Answering questions from a the Arts, Culture and Sport Select Committee, Tunnicliffe insisted that the new Tube line would meet the millennium deadline but admitted that the opening had slipped again from September to the end of October.
Under a barrage of heavy questioning, Tunnicliffe was unable to guarantee against further delays. The wildcat strike by Drake & Skull electricians - called off at the start of this week - had not pushed the project off its revised critical path, he said. But the project now has only marginal time and money contingencies, he conceded.

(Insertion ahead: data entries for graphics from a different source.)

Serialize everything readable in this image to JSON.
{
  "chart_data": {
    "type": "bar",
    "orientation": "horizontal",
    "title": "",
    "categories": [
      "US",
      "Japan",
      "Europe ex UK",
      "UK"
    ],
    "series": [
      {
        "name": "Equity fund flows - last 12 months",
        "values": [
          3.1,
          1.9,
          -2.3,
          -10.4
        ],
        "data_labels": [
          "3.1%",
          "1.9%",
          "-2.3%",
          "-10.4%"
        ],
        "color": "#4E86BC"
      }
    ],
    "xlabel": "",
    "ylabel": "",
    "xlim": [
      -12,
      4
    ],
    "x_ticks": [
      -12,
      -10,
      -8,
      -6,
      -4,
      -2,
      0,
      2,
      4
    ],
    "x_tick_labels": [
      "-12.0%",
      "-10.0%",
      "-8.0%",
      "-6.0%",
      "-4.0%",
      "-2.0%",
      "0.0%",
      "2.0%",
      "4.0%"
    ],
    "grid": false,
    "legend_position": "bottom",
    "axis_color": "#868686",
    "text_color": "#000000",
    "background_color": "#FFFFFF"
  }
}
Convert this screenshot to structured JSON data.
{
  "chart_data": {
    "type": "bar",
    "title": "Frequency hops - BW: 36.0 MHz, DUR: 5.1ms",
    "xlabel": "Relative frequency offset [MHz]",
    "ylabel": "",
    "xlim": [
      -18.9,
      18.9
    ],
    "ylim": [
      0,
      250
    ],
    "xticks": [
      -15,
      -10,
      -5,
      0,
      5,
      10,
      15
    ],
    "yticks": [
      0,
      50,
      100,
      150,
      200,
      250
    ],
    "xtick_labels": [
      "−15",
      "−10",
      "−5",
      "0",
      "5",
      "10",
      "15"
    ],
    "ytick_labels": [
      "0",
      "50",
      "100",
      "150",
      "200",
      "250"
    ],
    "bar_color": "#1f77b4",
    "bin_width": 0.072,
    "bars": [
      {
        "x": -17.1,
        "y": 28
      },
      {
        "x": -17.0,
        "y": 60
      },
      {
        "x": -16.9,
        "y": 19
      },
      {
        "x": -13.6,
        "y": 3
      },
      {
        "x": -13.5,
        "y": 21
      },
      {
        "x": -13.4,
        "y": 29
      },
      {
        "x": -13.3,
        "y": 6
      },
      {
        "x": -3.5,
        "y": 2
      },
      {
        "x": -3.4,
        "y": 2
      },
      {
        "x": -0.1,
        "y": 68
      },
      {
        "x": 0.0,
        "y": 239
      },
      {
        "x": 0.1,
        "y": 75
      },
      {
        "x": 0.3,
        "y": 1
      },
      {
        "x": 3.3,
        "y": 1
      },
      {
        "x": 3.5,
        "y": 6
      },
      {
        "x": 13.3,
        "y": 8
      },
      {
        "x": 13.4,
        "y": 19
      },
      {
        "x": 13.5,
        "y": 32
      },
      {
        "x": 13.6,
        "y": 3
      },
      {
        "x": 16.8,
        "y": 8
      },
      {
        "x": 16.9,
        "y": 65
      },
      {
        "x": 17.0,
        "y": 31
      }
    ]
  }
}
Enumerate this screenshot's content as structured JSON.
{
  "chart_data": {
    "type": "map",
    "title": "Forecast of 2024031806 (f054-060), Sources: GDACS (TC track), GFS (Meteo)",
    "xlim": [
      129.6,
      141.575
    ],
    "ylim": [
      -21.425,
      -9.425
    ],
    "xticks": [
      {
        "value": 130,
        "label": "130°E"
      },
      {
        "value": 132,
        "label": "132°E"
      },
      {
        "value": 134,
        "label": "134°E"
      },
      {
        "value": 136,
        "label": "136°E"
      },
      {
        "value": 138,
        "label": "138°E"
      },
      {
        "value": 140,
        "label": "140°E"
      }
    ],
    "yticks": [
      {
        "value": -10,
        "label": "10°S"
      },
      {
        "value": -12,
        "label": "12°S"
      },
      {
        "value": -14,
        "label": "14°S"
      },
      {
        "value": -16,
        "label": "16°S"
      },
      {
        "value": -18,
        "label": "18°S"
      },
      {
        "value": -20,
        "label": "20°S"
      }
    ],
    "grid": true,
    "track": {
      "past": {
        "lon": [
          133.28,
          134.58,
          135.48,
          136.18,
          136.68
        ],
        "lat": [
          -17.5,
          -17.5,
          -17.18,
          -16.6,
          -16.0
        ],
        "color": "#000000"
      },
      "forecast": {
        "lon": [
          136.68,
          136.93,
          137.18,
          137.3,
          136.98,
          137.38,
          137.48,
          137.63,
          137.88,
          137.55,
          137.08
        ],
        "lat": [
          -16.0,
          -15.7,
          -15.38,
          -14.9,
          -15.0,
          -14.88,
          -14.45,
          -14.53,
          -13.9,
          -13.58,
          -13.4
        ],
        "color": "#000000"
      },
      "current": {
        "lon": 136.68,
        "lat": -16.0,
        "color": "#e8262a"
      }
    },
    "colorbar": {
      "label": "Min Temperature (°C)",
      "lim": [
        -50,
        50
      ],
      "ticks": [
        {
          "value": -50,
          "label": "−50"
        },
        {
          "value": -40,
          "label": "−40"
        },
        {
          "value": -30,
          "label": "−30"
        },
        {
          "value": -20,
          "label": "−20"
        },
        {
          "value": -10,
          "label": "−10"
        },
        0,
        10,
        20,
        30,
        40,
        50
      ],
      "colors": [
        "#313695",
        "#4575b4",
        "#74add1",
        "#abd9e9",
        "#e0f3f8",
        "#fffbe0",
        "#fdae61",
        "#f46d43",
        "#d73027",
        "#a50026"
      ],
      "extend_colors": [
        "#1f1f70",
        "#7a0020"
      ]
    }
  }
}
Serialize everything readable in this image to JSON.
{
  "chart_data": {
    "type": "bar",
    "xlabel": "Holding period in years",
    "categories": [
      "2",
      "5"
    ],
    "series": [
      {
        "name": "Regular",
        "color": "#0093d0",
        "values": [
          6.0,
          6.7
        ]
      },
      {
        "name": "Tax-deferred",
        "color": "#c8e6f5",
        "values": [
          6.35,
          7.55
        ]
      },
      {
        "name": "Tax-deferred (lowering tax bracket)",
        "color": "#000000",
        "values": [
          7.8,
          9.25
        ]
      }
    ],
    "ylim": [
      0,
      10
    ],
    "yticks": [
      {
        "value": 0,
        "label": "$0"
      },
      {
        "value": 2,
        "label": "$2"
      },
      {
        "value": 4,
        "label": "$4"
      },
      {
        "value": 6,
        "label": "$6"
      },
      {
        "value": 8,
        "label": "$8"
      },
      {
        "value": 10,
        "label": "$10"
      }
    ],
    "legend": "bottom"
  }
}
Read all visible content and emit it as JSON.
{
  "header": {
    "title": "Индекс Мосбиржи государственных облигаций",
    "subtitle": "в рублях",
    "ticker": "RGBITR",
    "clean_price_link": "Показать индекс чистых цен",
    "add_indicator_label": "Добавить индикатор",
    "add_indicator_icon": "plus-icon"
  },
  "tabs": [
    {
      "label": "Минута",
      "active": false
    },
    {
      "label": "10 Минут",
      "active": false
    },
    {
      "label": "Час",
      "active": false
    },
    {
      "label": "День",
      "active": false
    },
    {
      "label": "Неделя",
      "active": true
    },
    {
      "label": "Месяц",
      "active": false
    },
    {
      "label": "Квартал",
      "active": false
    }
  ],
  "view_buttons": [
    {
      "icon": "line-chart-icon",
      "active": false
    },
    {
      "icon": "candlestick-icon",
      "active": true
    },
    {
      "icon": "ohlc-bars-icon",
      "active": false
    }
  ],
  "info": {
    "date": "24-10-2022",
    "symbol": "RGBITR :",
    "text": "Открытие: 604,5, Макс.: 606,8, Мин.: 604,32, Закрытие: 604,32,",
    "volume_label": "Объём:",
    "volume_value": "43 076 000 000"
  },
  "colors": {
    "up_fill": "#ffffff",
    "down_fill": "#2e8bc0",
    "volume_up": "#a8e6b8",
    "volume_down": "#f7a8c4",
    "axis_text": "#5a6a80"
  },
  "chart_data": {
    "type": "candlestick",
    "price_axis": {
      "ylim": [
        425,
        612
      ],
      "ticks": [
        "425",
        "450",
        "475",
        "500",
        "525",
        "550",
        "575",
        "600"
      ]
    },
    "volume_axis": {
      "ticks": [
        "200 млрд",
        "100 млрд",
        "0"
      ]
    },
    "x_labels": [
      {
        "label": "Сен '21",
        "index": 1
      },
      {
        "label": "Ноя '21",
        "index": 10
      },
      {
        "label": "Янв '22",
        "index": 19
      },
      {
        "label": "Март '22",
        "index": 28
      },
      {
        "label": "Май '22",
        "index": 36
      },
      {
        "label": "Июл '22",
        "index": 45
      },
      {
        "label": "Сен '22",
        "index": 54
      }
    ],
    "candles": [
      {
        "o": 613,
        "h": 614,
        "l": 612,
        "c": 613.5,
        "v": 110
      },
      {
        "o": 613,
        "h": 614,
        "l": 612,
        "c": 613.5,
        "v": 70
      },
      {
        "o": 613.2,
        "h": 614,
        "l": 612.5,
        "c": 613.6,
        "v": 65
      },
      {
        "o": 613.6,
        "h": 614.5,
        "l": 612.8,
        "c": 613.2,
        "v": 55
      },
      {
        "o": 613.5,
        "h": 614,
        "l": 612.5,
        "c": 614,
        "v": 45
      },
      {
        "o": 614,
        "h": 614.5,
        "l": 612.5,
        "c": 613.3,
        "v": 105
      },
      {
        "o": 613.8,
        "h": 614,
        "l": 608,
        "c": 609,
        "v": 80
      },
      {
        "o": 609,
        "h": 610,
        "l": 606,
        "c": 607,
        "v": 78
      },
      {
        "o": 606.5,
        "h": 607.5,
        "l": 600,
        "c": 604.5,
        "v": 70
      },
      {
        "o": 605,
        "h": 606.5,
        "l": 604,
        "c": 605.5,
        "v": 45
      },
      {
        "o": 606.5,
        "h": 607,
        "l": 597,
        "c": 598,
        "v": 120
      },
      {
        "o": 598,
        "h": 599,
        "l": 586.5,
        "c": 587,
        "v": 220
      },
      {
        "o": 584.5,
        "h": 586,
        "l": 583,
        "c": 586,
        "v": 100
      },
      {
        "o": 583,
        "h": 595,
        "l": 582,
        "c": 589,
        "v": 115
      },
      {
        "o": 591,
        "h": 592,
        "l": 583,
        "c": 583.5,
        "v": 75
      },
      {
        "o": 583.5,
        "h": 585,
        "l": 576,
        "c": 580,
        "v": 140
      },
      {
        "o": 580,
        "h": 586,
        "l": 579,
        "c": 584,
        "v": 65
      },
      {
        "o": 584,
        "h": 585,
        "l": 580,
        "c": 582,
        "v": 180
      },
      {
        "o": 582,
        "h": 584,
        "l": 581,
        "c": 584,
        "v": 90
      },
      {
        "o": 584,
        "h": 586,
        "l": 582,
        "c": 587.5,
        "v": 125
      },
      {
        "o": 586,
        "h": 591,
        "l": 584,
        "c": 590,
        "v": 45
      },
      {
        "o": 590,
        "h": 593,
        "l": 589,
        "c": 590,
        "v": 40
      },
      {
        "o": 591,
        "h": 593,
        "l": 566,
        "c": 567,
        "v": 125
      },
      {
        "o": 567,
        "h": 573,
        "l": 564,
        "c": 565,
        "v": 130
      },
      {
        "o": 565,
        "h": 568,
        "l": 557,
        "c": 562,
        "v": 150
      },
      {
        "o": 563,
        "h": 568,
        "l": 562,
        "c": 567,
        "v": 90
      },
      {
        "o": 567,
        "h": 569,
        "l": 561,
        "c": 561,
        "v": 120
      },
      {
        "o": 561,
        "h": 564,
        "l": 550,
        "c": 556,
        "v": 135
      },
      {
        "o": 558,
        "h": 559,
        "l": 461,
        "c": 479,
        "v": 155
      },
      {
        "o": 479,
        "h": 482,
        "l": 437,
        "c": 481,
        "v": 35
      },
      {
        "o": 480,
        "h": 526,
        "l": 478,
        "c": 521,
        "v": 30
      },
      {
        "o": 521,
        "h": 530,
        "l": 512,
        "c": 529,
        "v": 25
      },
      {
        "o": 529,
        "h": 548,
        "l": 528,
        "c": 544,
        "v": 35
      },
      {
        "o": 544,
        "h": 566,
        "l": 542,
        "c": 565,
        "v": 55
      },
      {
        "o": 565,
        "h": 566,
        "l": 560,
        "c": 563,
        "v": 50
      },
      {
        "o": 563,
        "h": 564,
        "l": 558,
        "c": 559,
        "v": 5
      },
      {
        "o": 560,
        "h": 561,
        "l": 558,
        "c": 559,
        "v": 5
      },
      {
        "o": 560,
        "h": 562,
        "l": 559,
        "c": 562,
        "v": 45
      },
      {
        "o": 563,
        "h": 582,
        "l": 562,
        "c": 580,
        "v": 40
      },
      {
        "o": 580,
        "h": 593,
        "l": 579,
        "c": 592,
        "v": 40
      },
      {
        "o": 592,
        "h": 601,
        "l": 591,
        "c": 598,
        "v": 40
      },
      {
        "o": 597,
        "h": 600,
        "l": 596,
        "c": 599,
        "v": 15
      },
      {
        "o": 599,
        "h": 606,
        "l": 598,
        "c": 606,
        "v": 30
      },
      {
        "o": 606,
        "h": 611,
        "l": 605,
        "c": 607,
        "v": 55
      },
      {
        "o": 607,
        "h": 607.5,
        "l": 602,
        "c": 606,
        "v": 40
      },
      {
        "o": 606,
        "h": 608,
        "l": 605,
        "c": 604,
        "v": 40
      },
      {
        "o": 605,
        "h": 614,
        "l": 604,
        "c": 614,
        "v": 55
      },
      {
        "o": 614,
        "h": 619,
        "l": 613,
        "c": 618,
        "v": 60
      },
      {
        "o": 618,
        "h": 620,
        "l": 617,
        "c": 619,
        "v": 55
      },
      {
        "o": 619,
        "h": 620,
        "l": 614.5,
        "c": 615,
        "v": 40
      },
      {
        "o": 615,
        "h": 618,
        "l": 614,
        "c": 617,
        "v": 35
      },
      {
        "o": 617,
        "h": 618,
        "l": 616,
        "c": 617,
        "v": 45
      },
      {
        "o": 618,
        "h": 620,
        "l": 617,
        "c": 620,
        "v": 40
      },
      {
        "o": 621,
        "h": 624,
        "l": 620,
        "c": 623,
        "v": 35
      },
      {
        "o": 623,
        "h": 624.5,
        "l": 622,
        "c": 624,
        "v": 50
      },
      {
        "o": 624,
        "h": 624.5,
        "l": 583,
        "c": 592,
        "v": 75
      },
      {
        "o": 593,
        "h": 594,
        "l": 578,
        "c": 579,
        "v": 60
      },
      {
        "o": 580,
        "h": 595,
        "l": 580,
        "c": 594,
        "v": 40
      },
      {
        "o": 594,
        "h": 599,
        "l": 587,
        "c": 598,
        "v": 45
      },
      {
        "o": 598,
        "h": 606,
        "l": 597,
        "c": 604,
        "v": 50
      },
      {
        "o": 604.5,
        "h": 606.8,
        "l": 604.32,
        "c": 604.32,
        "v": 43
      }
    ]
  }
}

Tunnicliffe said LT was working on alternative transport plans to get would-be visitors to the Millennium Dome in North Greenwich from 1 January 2000, if the JLE is not ready. This would include boat and bus services between Greenwich and central London.
However, Tunnicliffe said he was 'not sure when we would start to let contracts'; nor was he clear how car-free transport to the exhibition can be achieved without the JLE in place. The line is expected to open in three phases: Stratford to North Greenwich in spring next year, Stratford to Waterloo in summer, and Stratford to Green Park in the autumn. The final phase handover is now targeted for the end of October.
Committee chairman Gerald Kauffman said he feared that runaway costs were being borne by the taxpayer. MPs were also concerned that, should London Transport reallocate funds from other projects to complete the JLE, it would be to the detriment of other parts of the Underground.
MPs demanded that London Transport submit monthly financial statements for the project in addition to current fortnightly progress reports. London Transport's estimate of the 2.85bn project cost is being revised following the appointment of Bechtel to manage the job.